Film Forum (New York, NY) – Decolonize the Screen, 1964-1979
This 2-3-week May 2019 series will present 25-30 rarely screened, 16mm and 35mm documentaries and narratives – produced primarily in Africa and Latin America – that chronicle liberation struggles, explore colonial legacies and eschew Western cinematic conventions.
The Film Society of Minneapolis-St. Paul (Minneapolis, MN) – Cine Latino
Cine Latino, the Upper Midwest’s only showcase of Spanish-language cinema, puts a spotlight on and gives voice to the stories of Minnesota’s largest immigrant group – native Spanish-speakers from many cultures and countries.
GALA Inc. (Grupo de Artistas LatinoAmericanos) (Washington, DC) – Community Engagement: From the Street to the Screen
Support for GALA Theatre’s international film festival featuring contemporary Latin American films with provocative content and innovative techniques. Funding will allow for expanded community programming to engage audiences in vibrant cross-cultural exchanges with emerging Latin American film directors, producers, and actors.
Indigenous Showcase (Seattle, WA) – Indigenous Showcase
Indigenous Showcase provides community screenings of Indigenous-made films and educational opportunities in filmmaking.
International Children’s Media Center (Chicago, IL) – Global Girls & WorldScene Film Immersion Residencies
The Global Girls/WorldScene Residency & Film Festival is an immersive 16-week curating and filmmaking program for at-risk youth that culminates in a high-profile festival of top-tier independent films. By jurying high-quality international films, participants in jails, shelters and care agencies gain important job skills, self-esteem and personal agency.
International Film Seminars (New York, NY) – Flaherty Seminar
The Flaherty Seminar, held every June, brings together filmmakers, curators, educators, students, and film lovers to participate in an intensive, intimate experience that obliterates traditional barriers between makers and audiences.
Morelia International Film Festival (Morelia, Mexico) – First Nations Forum
The First Nations Forum 2019 will consist of a four-day workshop, a panel, and two programs of shorts showcasing the work of eight Indigenous women directors from different regions of Mexico.
ReelAbilities International Film Festival (Multiple Cities) – Enhancing Accessibility Options
Support provides open captioning and audio description for approx. 30-35 films that will screen to 30,000+ audience members attending 19 ReelAbilities Film Festivals throughout North America
Roger Ebert’s Film Festival (Urbana, IL) – Diversity in Film
The Diversity in Film Program will strengthen our commitment to show a series rooted in inclusivity and that expands and extends conversations about understanding, tolerance, and diversity with an underserved community rarely exposed to such films.

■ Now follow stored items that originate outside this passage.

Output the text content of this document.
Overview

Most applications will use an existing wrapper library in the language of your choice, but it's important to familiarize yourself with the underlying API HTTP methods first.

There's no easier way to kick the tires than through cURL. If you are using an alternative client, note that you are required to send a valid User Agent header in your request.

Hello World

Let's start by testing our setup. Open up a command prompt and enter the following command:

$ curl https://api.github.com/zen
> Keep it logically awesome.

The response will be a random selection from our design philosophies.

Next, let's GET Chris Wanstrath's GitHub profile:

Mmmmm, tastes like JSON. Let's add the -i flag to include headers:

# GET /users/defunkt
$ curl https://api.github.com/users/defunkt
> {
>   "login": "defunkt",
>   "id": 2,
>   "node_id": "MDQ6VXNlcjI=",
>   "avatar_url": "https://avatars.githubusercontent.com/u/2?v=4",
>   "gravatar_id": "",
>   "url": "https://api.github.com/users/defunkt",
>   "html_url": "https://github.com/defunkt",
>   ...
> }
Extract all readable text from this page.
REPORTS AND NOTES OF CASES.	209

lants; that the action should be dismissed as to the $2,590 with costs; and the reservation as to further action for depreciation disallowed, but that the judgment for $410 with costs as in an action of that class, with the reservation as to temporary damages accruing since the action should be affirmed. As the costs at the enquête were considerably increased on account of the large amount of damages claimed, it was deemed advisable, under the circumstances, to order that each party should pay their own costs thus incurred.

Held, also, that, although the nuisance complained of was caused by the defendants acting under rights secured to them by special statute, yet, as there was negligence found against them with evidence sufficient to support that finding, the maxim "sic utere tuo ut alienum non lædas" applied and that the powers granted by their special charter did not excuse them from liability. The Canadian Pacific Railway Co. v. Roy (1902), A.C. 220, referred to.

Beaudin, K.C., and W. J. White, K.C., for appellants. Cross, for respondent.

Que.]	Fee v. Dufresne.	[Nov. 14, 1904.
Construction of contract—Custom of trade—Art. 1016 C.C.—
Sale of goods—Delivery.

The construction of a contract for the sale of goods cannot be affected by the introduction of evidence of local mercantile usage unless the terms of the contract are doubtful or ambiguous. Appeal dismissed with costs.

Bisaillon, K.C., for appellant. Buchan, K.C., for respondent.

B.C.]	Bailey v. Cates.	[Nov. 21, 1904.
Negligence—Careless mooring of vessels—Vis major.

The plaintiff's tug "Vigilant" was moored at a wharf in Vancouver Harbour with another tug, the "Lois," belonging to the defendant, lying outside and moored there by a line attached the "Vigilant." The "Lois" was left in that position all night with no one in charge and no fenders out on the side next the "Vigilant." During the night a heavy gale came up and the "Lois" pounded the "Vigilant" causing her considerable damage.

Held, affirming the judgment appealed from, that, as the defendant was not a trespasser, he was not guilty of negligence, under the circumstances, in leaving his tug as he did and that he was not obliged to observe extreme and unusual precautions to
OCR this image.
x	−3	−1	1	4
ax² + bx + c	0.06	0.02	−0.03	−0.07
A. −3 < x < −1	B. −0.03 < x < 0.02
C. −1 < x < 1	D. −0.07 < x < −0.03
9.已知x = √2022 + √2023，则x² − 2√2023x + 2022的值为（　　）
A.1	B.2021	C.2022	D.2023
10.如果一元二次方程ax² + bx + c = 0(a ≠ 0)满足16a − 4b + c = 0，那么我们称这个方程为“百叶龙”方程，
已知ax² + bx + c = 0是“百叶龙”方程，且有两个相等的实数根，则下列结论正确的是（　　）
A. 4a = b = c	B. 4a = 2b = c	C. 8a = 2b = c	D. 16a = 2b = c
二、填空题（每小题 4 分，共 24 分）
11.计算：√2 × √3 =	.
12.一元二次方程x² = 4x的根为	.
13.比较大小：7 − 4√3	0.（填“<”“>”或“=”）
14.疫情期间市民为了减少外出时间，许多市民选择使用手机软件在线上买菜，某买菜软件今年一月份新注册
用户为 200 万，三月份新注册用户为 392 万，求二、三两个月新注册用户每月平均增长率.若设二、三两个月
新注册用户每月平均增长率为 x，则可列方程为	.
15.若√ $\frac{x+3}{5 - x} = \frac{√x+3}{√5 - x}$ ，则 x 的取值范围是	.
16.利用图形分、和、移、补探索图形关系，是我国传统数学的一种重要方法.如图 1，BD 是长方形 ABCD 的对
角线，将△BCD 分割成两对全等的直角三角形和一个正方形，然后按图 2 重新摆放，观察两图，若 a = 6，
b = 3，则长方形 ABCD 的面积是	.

San Diego Latino Film Festival (CA) – ¡Que Viva La Raza! Chicano Legacies in Film, Then and Now
A multidisciplinary and dynamic celebration of Chicano cinema. Through this showcase, a road map (and preservation initiative) of Chicano history will be created using films released during the height of the Chicano Movement and the present.
The Academy’s Grants program provides financial support to qualifying film festivals, educational institutions and film scholars and supports the Academy’s overall mission to recognize and uphold excellence in the motion picture arts and sciences, inspire imagination and connect the world through the medium of motion pictures. The Academy Grants program has awarded more than $12,000,000 to non-profit institutions and film festivals.